Room in the Middle East? People dressed as Mary and Joseph gather outside Parliament to deliver a petition, organised by Open Doors, calling for better protection of the human rights of Christians and other minorities in Iraq and Syria. CREDIT: PA
ishtartv.com - churchtimes.co.uk
by Madeleine
Davies, 21 December 2017
SYRIANS
may be celebrating in a “more stable” country this year, but it will still be a
“wounded Christmas”, a Syrian C of E priest, the Revd Nadim Nassar, has said.
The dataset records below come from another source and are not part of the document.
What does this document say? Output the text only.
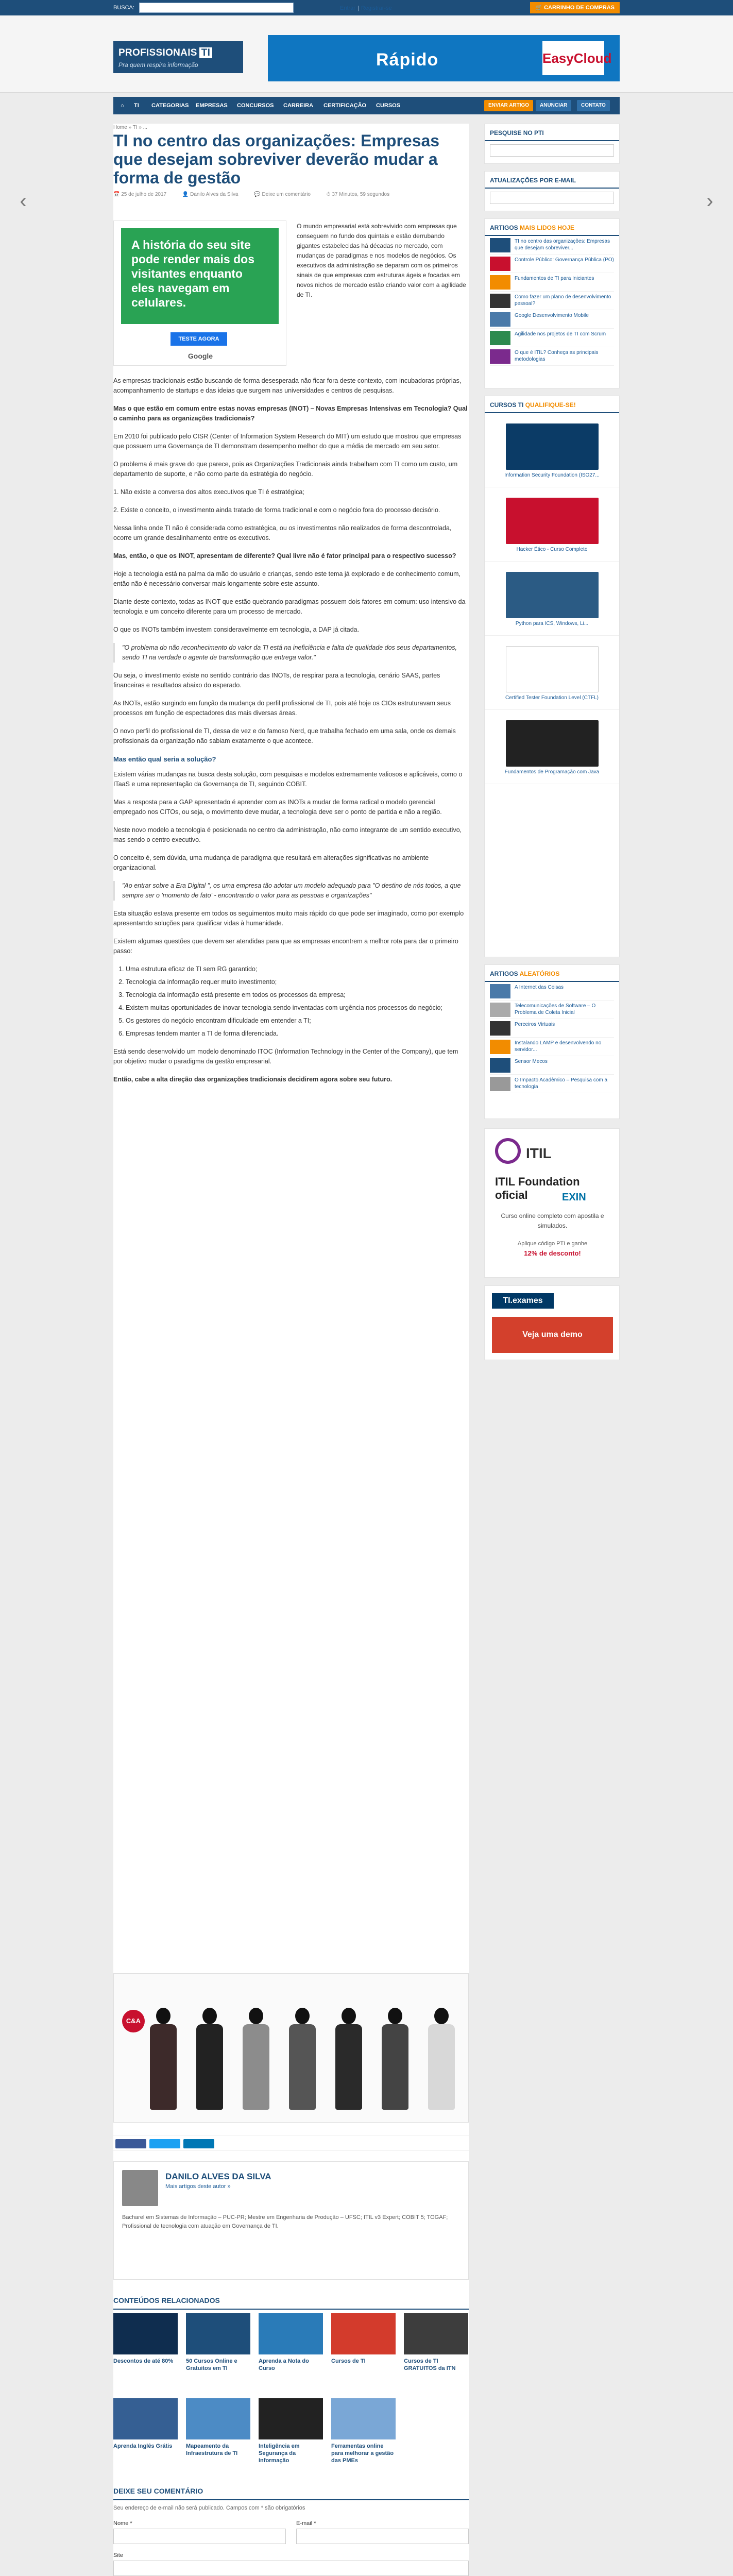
BUSCA:	Entrar | Registrar-se	🛒 CARRINHO DE COMPRAS
PROFISSIONAIS TI
Pra quem respira informação	Rápido	EasyCloud
⌂ TI CATEGORIAS EMPRESAS CONCURSOS CARREIRA CERTIFICAÇÃO CURSOS	ENVIAR ARTIGO	ANUNCIAR	CONTATO
‹	›
Home » TI » ...
TI no centro das organizações: Empresas que desejam sobreviver deverão mudar a forma de gestão
📅 25 de julho de 2017	👤 Danilo Alves da Silva	💬 Deixe um comentário	⏱ 37 Minutos, 59 segundos
A história do seu site pode render mais dos visitantes enquanto eles navegam em celulares.
TESTE AGORA
Google
O mundo empresarial está sobrevivido com empresas que conseguem no fundo dos quintais e estão derrubando gigantes estabelecidas há décadas no mercado, com mudanças de paradigmas e nos modelos de negócios. Os executivos da administração se deparam com os primeiros sinais de que empresas com estruturas ágeis e focadas em novos nichos de mercado estão criando valor com a agilidade de TI.

As empresas tradicionais estão buscando de forma desesperada não ficar fora deste contexto, com incubadoras próprias, acompanhamento de startups e das ideias que surgem nas universidades e centros de pesquisas.

Mas o que estão em comum entre estas novas empresas (INOT) – Novas Empresas Intensivas em Tecnologia? Qual o caminho para as organizações tradicionais?

Em 2010 foi publicado pelo CISR (Center of Information System Research do MIT) um estudo que mostrou que empresas que possuem uma Governança de TI demonstram desempenho melhor do que a média de mercado em seu setor.

O problema é mais grave do que parece, pois as Organizações Tradicionais ainda trabalham com TI como um custo, um departamento de suporte, e não como parte da estratégia do negócio.

1. Não existe a conversa dos altos executivos que TI é estratégica;

2. Existe o conceito, o investimento ainda tratado de forma tradicional e com o negócio fora do processo decisório.

Nessa linha onde TI não é considerada como estratégica, ou os investimentos não realizados de forma descontrolada, ocorre um grande desalinhamento entre os executivos.

Mas, então, o que os INOT, apresentam de diferente? Qual livre não é fator principal para o respectivo sucesso?

Hoje a tecnologia está na palma da mão do usuário e crianças, sendo este tema já explorado e de conhecimento comum, então não é necessário conversar mais longamente sobre este assunto.

Diante deste contexto, todas as INOT que estão quebrando paradigmas possuem dois fatores em comum: uso intensivo da tecnologia e um conceito diferente para um processo de mercado.

O que os INOTs também investem consideravelmente em tecnologia, a DAP já citada.

"O problema do não reconhecimento do valor da TI está na ineficiência e falta de qualidade dos seus departamentos, sendo TI na verdade o agente de transformação que entrega valor."

Ou seja, o investimento existe no sentido contrário das INOTs, de respirar para a tecnologia, cenário SAAS, partes financeiras e resultados abaixo do esperado.

As INOTs, estão surgindo em função da mudança do perfil profissional de TI, pois até hoje os CIOs estruturavam seus processos em função de espectadores das mais diversas áreas.

O novo perfil do profissional de TI, dessa de vez e do famoso Nerd, que trabalha fechado em uma sala, onde os demais profissionais da organização não sabiam exatamente o que acontece.

Mas então qual seria a solução?

Existem várias mudanças na busca desta solução, com pesquisas e modelos extremamente valiosos e aplicáveis, como o ITaaS e uma representação da Governança de TI, seguindo COBIT.

Mas a resposta para a GAP apresentado é aprender com as INOTs a mudar de forma radical o modelo gerencial empregado nos CITOs, ou seja, o movimento deve mudar, a tecnologia deve ser o ponto de partida e não a região.

Neste novo modelo a tecnologia é posicionada no centro da administração, não como integrante de um sentido executivo, mas sendo o centro executivo.

O conceito é, sem dúvida, uma mudança de paradigma que resultará em alterações significativas no ambiente organizacional.

"Ao entrar sobre a Era Digital ", os uma empresa tão adotar um modelo adequado para "O destino de nós todos, a que sempre ser o 'momento de fato' - encontrando o valor para as pessoas e organizações"

Esta situação estava presente em todos os seguimentos muito mais rápido do que pode ser imaginado, como por exemplo apresentando soluções para qualificar vidas à humanidade.

Existem algumas questões que devem ser atendidas para que as empresas encontrem a melhor rota para dar o primeiro passo:

1. Uma estrutura eficaz de TI sem RG garantido;
2. Tecnologia da informação requer muito investimento;
3. Tecnologia da informação está presente em todos os processos da empresa;
4. Existem muitas oportunidades de inovar tecnologia sendo inventadas com urgência nos processos do negócio;
5. Os gestores do negócio encontram dificuldade em entender a TI;
6. Empresas tendem manter a TI de forma diferenciada.

Está sendo desenvolvido um modelo denominado ITOC (Information Technology in the Center of the Company), que tem por objetivo mudar o paradigma da gestão empresarial.

Então, cabe a alta direção das organizações tradicionais decidirem agora sobre seu futuro.

C&A
DANILO ALVES DA SILVA
Mais artigos deste autor »
Bacharel em Sistemas de Informação – PUC-PR; Mestre em Engenharia de Produção – UFSC; ITIL v3 Expert; COBIT 5; TOGAF; Profissional de tecnologia com atuação em Governança de TI.
CONTEÚDOS RELACIONADOS
Descontos de até 80%	50 Cursos Online e Gratuitos em TI
Aprenda a Nota do Curso
Cursos de TI	Cursos de TI GRATUITOS da ITN
Aprenda Inglês Grátis	Mapeamento da Infraestrutura de TI
Inteligência em Segurança da Informação
Ferramentas online para melhorar a gestão das PMEs
DEIXE SEU COMENTÁRIO
Seu endereço de e-mail não será publicado. Campos com * são obrigatórios
Nome *	E-mail *
Site
PESQUISE NO PTI
ATUALIZAÇÕES POR E-MAIL
ARTIGOS MAIS LIDOS HOJE
TI no centro das organizações: Empresas que desejam sobreviver...
Controle Público: Governança Pública (PO)
Fundamentos de TI para Iniciantes
Como fazer um plano de desenvolvimento pessoal?
Google Desenvolvimento Mobile
Agilidade nos projetos de TI com Scrum
O que é ITIL? Conheça as principais metodologias
CURSOS TI QUALIFIQUE-SE!
Information Security Foundation (ISO27...
Hacker Ético - Curso Completo
Python para ICS, Windows, Li...
Certified Tester Foundation Level (CTFL)
Fundamentos de Programação com Java
ARTIGOS ALEATÓRIOS
A Internet das Coisas
Telecomunicações de Software – O Problema de Coleta Inicial
Perceiros Virtuais
Instalando LAMP e desenvolvendo no servidor...
Sensor Mecos
O Impacto Acadêmico – Pesquisa com a tecnologia
ITIL
ITIL Foundation oficial	EXIN
Curso online completo com apostila e simulados.
Aplique código PTI e ganhe
12% de desconto!
TI.exames
Veja uma demo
He noted that many families would be missing young people who had either died or
emigrated in the past six years of conflict.
“This
is like the thorn in every side: that the younger generation is not around any
more,” Mr Nassar, who is the director of the Awareness Foundation, said last
week. “That does not mean that the Christians are not celebrating: they are
celebrating to show that Christianity in Syria is not dead, and will never
die.”
Christmas
celebrations would be more visible this year, he suggested, as a “resilient
gesture that we are here, despite the pressure on us to leave from the radical
groups. . . We are here to stay, and not only to stay, but to continue our role
as a light in the community.”
Many
Christians have welcomed the consolidation of territory by President Assad
during the past year, regarding him as a bulwark against extremist
forces. The first anniversary of the fall of eastern Aleppo to the
Syrian army after months of intense fighting, falls this month. Raqqa, the
self-declared capital of Islamic State, was liberated by Kurdish-led forces in
October (News,
1 September). Last week, the UN’s special envoy to Syria, Staffan de
Mistura, said that military operations were “coming to a close”.
Yet reports
of atrocities committed by government forces, aided by Russian air-power, have
continued to emerge (News
16 December, 2016). Last month, a report produced by the Organisation for
the Prohibition of Chemical Weapons and United Nations’ Joint Investigative
Mechanism said that the Syrian government was to blame for a sarin attack on
Khan Sheikhoun, in April (News,
10 November); and a study published in The Lancet this month concluded that
children accounted for almost one quarter of civilians deaths in 2016,
owing to “increased reliance on aerial bombing by the Syrian government and
international partners”.
The
study described how barrel bombs were dropped by Syrian government forces on
hospitals, markets, and homes; they were often followed, minutes later, by a
second, “to eliminate first responders and medical services”.
Syria
remains, the UN says, “the biggest humanitarian crisis of our time”. More than
half the country’s health facilities have been rendered inoperable; eight
million Syrians are displaced within the country; and more than four million
are trapped in besieged and inaccessible areas. Last week, the UNHCR launched a
appeal to support the more than five million Syrian refugees in need of help (News,
10 November).
This
week, the director of World Vision’s Syria Response, Wynn Flaten, described how
families in Idlib, the only province still under (largely Islamist) opposition
control, were fleeing north to escape violence, and putting “immense strain on
an already creaking infrastructure”. Tens of thousands of fighters and
civilians have been transferred to Idlib from areas recaptured by government
forces, and thousands have been killed in air-strikes as the Syrian army,
supported by Iranian-backed militias and the Russian airforce, seeks to regain
control.
“We’re
working in hospitals providing emergency services for people from the camps and
villages outside the city, and midwifery services,” Mr Flaten said. “But one of
the oxygen generators has broken, which is making our work extremely
difficult.”
The
charity is also distributing hygiene kits, and supplies to keep people warm,
and is keeping the water supply running. “As ever, our greatest concern is for
children caught up in this. Many have been forced to move four or five times
amid the relentless violence.”
East
Ghouta, a region bordering Damascus, in which an estimated 400,000 people have
been almost completely cut off from humanitarian assistance since 2013, has
been designated by the UN as the “epicentre” of suffering in Syria. UNICEF
estimates that 137 children require immediate medical evacuation for conditions
ranging from kidney failure to severe malnutrition and conflict-related
injuries. A severely malnourished two-year-old boy was described as having an arm
as thin as a little finger.
Mr
de Mistura said last week that he had failed to get a “satisfactory” answer
from the Syrian government about the need to evacuate the sick from the area.
Health care in Damascus is just a half-hour drive away, but cannot be reached
without facilitation letters from the government. Other towns, such as Foua and
Kefraya, are besieged by opposition groups.
“All
parties that are engaged in this terrible war have to find another way, other
than killing and weapons and destroying lives,” Mr Nassar said last week. In
calling on Christians to aid reconciliation efforts, he does not underestimate
the extent of the challenge. “After years of bloodshed, we have hundreds of
thousands of people who have died, and millions who have lost their livelihoods
and left the country, or were displaced in the country, and that inevitably
generates bitterness and anger and this desire to take revenge,” he said.